Industri TV memang aneh.
Fakta bahwa mereka hidup dari rating karena pengiklan berpatokan kepada rating membuat tindak tanduk stasiun TV jadi aneh aneh demi ditonton orang.
Sebenarnya, penonton TV itu seperti Piramid terbalik. Yang paling banyak nonton adalah yang merupakan kelas ekonomi bawah. Artinya ketika sebuah acara TV ratingnya bagus, maka itu bukan menandakan program tersebut banyak ditonton orang, tapi menandakan bahwa program TV itu banyak ditonton oleh masyarakat kelas bawah.
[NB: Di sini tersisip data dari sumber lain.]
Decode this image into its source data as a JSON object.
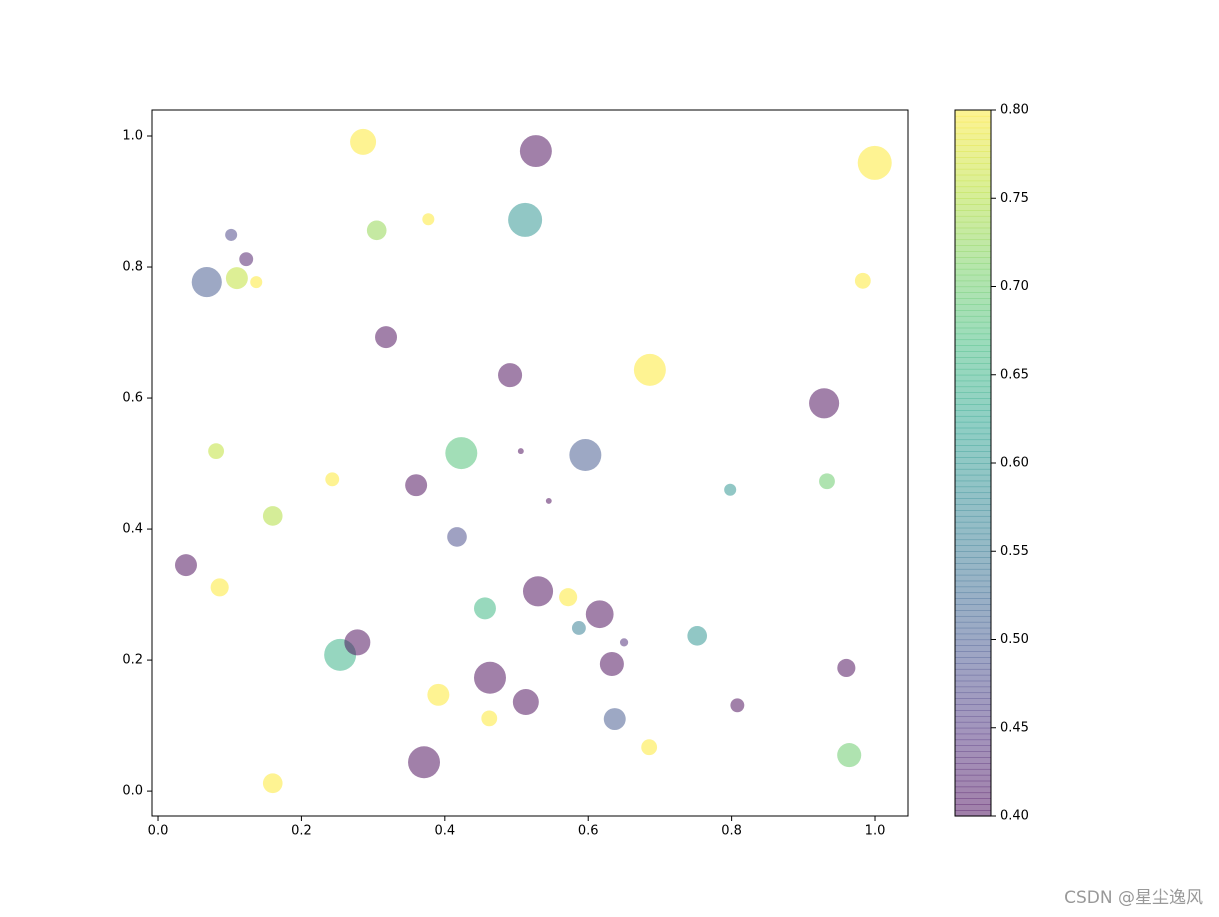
{
  "chart_data": {
    "type": "scatter",
    "x": [
      0.286,
      0.527,
      0.9996,
      0.102,
      0.377,
      0.512,
      0.305,
      0.123,
      0.068,
      0.11,
      0.137,
      0.983,
      0.318,
      0.491,
      0.686,
      0.929,
      0.081,
      0.423,
      0.506,
      0.596,
      0.798,
      0.933,
      0.243,
      0.36,
      0.545,
      0.16,
      0.417,
      0.039,
      0.086,
      0.53,
      0.572,
      0.456,
      0.616,
      0.587,
      0.65,
      0.752,
      0.254,
      0.278,
      0.633,
      0.96,
      0.463,
      0.391,
      0.513,
      0.808,
      0.462,
      0.637,
      0.685,
      0.371,
      0.964,
      0.16
    ],
    "y": [
      0.991,
      0.977,
      0.959,
      0.849,
      0.873,
      0.872,
      0.856,
      0.812,
      0.777,
      0.783,
      0.777,
      0.779,
      0.693,
      0.635,
      0.643,
      0.592,
      0.519,
      0.516,
      0.519,
      0.513,
      0.46,
      0.473,
      0.476,
      0.467,
      0.443,
      0.42,
      0.388,
      0.345,
      0.311,
      0.305,
      0.296,
      0.279,
      0.27,
      0.249,
      0.227,
      0.237,
      0.208,
      0.227,
      0.194,
      0.188,
      0.173,
      0.147,
      0.136,
      0.131,
      0.111,
      0.11,
      0.067,
      0.044,
      0.055,
      0.012
    ],
    "s": [
      350,
      530,
      600,
      75,
      75,
      600,
      200,
      100,
      470,
      250,
      75,
      130,
      250,
      300,
      530,
      470,
      130,
      530,
      18,
      530,
      75,
      130,
      100,
      250,
      18,
      200,
      200,
      250,
      170,
      470,
      170,
      250,
      400,
      100,
      35,
      200,
      530,
      350,
      300,
      170,
      530,
      250,
      350,
      100,
      130,
      250,
      130,
      530,
      300,
      200
    ],
    "c": [
      0.8,
      0.4,
      0.8,
      0.47,
      0.8,
      0.6,
      0.73,
      0.42,
      0.5,
      0.76,
      0.8,
      0.8,
      0.4,
      0.4,
      0.8,
      0.4,
      0.76,
      0.68,
      0.4,
      0.5,
      0.6,
      0.7,
      0.8,
      0.4,
      0.4,
      0.75,
      0.48,
      0.4,
      0.8,
      0.4,
      0.8,
      0.66,
      0.4,
      0.56,
      0.44,
      0.6,
      0.65,
      0.4,
      0.4,
      0.4,
      0.4,
      0.8,
      0.4,
      0.4,
      0.8,
      0.5,
      0.8,
      0.4,
      0.7,
      0.8
    ],
    "colormap": "viridis",
    "alpha": 0.5,
    "clim": [
      0.4,
      0.8
    ],
    "cticks": [
      {
        "value": 0.4,
        "label": "0.40"
      },
      {
        "value": 0.45,
        "label": "0.45"
      },
      {
        "value": 0.5,
        "label": "0.50"
      },
      {
        "value": 0.55,
        "label": "0.55"
      },
      {
        "value": 0.6,
        "label": "0.60"
      },
      {
        "value": 0.65,
        "label": "0.65"
      },
      {
        "value": 0.7,
        "label": "0.70"
      },
      {
        "value": 0.75,
        "label": "0.75"
      },
      {
        "value": 0.8,
        "label": "0.80"
      }
    ],
    "xlim": [
      -0.0084,
      1.046
    ],
    "ylim": [
      -0.038,
      1.0397
    ],
    "xticks": [
      {
        "value": 0,
        "label": "0.0"
      },
      0.2,
      0.4,
      0.6,
      0.8,
      {
        "value": 1,
        "label": "1.0"
      }
    ],
    "yticks": [
      {
        "value": 0,
        "label": "0.0"
      },
      0.2,
      0.4,
      0.6,
      0.8,
      {
        "value": 1,
        "label": "1.0"
      }
    ],
    "watermark": "CSDN @星尘逸风"
  }
}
Sistem survey Nielsen Media Research juga disesuaikan dengan strata ekonomi para penonton TV. Misalnya, dari 100 responden, 50% adalah dari strata ekonomi bawah, 30% ekonomi menengah, 20% ekonomi atas. Mengapa angkanya tidak rata, karena kenyataannya memang yang nonton jumlahnya tidak rata. Kalau angkanya dibuat sama, maka hasil risetnya tidak akan akurat menggambarkan kenyataan di lapangan
Itulah mengapa banyak program TV yang terpaksa di “Dumb it down” atau dibikin “goblok” demi mendapatkan perhatian masyarakat kelas bawah.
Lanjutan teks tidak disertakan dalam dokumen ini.